Hey Bbucko, In case you are wondering if anyone appreciates your points of view.......I do. A very nice change of pace from the mind numbing drivel of some around these here parts.
Do you really think Lou Dobbs is so inflammatory? I do not always agree with him.....but as far as i can tell{or have seen}he is the only one who seems to be concerned{on record} with Rampant Illegal immigration and it's concurrent effects, an issue that concerns me greatly. God only knows how to deal with it sympathetically, but it is a primary issue {amongst many} of our times.
Thanks for the vote of confidence, pym. It's the "mind-numbing drivel" that often makes me decide to not even bother posting around here anymore.
I make it a point to educated myself as much as possible on a spectrum of viewpoints, especially those with whom I disagree, provided it stays civil.
I watch Dobbs about 2-3 times a week, which is about all I can stand. His show panders to his very select point of view, which is socially conservative (albeit with a secular perspective) and financially moderately right. But his bias against Obama makes it very difficult for me to take him seriously. It infects everything that comes out of his mouth. Last night, for instance, he had a long segment on "Obama's Bear Market", as if the Dow wasn't tanking prior to the inaguration.
His view on illegal immigration is totally without nuance and ignores much larger forces at play, much like his protectionist rhetoric and his distinctly anti-gay social perspective. I find it difficult to have both my person and intelligence insulted over and over. he may be "Mr Independent", but his perspective is so reactionary that party affiliation seems pretty moot, really. And he rarely, if ever, has guests with viewpoints that challenge him. There's a "self-evident" echo chamber quality to his program that seems more interested in polemics than understanding. FWIW, I don't watch MSNBC or Fox at all, but then I rarely watch more than six or so hours of TV a week, and when I do, it's almost always CNN. I get nearly all my news and opinion online.
@Bbucko
Another good read. But do you really think that the growing confidence that everyone is committing to a 1% growth would be a waste of time? That businesses would go bankrupt because of the initiative?
I think you are wrong. You'd only be right if the critical mass of employers did not respond to moral leadership.

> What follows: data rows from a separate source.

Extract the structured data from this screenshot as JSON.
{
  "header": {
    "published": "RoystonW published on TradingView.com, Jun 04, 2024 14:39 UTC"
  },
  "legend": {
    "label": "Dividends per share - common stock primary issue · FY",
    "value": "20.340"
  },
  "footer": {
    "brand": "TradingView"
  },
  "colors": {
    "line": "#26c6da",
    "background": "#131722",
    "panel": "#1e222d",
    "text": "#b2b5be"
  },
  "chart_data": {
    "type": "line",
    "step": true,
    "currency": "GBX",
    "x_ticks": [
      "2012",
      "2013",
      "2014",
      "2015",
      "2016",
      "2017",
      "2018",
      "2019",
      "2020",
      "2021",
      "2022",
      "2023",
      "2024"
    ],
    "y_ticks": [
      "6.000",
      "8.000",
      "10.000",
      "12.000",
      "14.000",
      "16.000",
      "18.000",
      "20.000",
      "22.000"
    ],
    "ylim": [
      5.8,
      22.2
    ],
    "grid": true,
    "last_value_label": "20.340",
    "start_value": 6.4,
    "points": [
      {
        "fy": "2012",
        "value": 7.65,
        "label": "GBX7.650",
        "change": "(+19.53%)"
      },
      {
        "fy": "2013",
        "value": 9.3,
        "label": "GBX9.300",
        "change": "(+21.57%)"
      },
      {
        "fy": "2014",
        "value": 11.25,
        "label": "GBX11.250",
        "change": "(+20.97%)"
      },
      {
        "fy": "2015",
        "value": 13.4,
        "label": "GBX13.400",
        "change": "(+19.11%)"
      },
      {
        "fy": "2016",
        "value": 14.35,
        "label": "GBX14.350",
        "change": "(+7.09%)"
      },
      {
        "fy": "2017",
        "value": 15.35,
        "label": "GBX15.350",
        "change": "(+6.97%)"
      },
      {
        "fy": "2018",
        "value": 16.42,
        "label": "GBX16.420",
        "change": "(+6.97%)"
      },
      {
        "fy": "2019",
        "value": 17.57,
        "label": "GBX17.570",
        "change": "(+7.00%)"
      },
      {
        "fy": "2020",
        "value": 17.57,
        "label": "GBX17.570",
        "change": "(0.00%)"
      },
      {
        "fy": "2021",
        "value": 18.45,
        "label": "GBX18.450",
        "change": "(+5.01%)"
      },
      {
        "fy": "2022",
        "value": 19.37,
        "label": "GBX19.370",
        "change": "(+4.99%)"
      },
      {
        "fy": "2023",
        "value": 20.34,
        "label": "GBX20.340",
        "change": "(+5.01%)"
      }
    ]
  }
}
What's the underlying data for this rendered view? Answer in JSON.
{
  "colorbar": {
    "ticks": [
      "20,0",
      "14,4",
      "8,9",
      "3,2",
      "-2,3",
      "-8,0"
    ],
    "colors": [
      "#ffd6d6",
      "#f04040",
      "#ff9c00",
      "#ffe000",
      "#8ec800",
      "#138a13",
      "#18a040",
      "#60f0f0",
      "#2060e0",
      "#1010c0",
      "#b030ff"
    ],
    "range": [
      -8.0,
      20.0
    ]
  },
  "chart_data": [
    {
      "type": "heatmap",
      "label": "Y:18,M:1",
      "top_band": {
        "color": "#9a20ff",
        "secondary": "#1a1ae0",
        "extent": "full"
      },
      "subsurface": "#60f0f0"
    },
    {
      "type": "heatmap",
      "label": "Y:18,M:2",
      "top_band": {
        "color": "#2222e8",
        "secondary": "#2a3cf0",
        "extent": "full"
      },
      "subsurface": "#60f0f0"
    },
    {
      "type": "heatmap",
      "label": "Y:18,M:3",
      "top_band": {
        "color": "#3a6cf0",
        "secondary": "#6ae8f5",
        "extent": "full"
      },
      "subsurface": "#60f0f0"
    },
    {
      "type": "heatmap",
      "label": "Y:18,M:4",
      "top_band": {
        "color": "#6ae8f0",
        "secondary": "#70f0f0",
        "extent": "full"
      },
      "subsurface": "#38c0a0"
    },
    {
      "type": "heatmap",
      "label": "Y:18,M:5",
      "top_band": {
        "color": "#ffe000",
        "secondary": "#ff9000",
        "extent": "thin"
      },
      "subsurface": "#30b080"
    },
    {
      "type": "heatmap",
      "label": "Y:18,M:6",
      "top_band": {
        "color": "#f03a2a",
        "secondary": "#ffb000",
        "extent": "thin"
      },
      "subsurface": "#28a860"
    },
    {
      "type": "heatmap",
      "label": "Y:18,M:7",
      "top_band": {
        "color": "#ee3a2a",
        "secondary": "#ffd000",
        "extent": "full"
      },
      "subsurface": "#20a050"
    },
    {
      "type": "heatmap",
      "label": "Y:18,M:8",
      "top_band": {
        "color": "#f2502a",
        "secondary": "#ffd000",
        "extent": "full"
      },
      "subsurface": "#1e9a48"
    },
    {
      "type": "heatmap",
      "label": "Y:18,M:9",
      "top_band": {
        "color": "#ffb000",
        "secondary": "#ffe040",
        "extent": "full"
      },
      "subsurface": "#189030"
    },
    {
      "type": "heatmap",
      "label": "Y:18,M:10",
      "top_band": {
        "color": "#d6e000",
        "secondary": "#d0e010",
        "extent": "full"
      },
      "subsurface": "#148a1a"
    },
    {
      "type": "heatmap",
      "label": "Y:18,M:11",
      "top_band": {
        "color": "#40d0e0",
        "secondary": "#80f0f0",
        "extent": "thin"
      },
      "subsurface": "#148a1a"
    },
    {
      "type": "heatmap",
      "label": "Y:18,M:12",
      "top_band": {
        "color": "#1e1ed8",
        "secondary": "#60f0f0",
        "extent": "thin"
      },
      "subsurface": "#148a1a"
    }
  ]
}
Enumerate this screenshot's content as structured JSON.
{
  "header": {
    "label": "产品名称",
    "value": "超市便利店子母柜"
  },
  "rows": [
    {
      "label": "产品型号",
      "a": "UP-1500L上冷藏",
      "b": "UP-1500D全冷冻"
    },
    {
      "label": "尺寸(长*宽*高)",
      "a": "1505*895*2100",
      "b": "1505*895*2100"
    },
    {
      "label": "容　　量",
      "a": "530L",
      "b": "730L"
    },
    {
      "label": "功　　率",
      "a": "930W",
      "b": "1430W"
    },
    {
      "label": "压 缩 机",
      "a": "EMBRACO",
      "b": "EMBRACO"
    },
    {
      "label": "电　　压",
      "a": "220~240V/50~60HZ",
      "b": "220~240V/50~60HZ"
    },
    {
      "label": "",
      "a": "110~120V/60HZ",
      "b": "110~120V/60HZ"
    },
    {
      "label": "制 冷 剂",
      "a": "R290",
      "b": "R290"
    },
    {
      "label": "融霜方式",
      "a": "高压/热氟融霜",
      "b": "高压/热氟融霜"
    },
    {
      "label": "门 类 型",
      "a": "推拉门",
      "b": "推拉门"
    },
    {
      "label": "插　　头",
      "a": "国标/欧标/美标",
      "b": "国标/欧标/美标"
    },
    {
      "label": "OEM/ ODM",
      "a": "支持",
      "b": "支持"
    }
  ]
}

The economy is a CONfidence game in the end.
I don't think it's a waste of time, I just don't think it's possible given the lack of credit as it exists right now. I truly believe that business is doing all it can to stay afloat.
One of the main reasons why I stopped working for large corporations and started working exclusively with entrepreneurs over twenty years ago is that I was disillusioned by the way they operate. Altruism, as such, only fits into business plans when there is profit to be gained by doing so, otherwise it's naive to expect otherwise. There is a ruthless, top-down quality to decisions in major corporations, which is why they rarely innovate. Entrepreneurs are compelled to think outside of the box, just as the Fortune 500 are compelled to construct the box: individualism is considered seditious and counter-productive, and anyone with a novel, innovative idea runs the risk of putting segments of the company out of business. Risk (which I consider a requirement for growth) is the province of small business. Big business has too much to lose by attempting it. When an entrepreneur gambles on a risky undertaking, s/he's risking his/her own capital. When big business does that, they're risking the stock-holder's money, which is a whole different ball game.
I wish I could summon your optimism about big business' being willing to risk their profits on the greater public good, but my experience has taught me that considering their motivations to benefit the public good isn't likely to be rewarded.
Pick your poison:
The automotive industry had 35 years to develop alternative fuel capacity after the first oil embargo, but gave us the Hummer;
Pharmaceuticals resist patent expirations (and allowing generic equivelants) by "innovating" their formulas just enough to constantly keep their products at the highest possible prices;
Energy companies have resisted efforts to wean us off foreign oil and have allowed the nation's power grid to go to seed;
The chemical industry was responsible for wreaking environmental disasters from coast to coast. The EPA was required to address this issue before any suggestion of self-regulation was considered, and brown field superfunds are still bearing the brunt of clean-up costs;
Those are just a few of the industries that I came up with off the top of my head. Can you think of any large American industry that considers altruism on their balance sheet?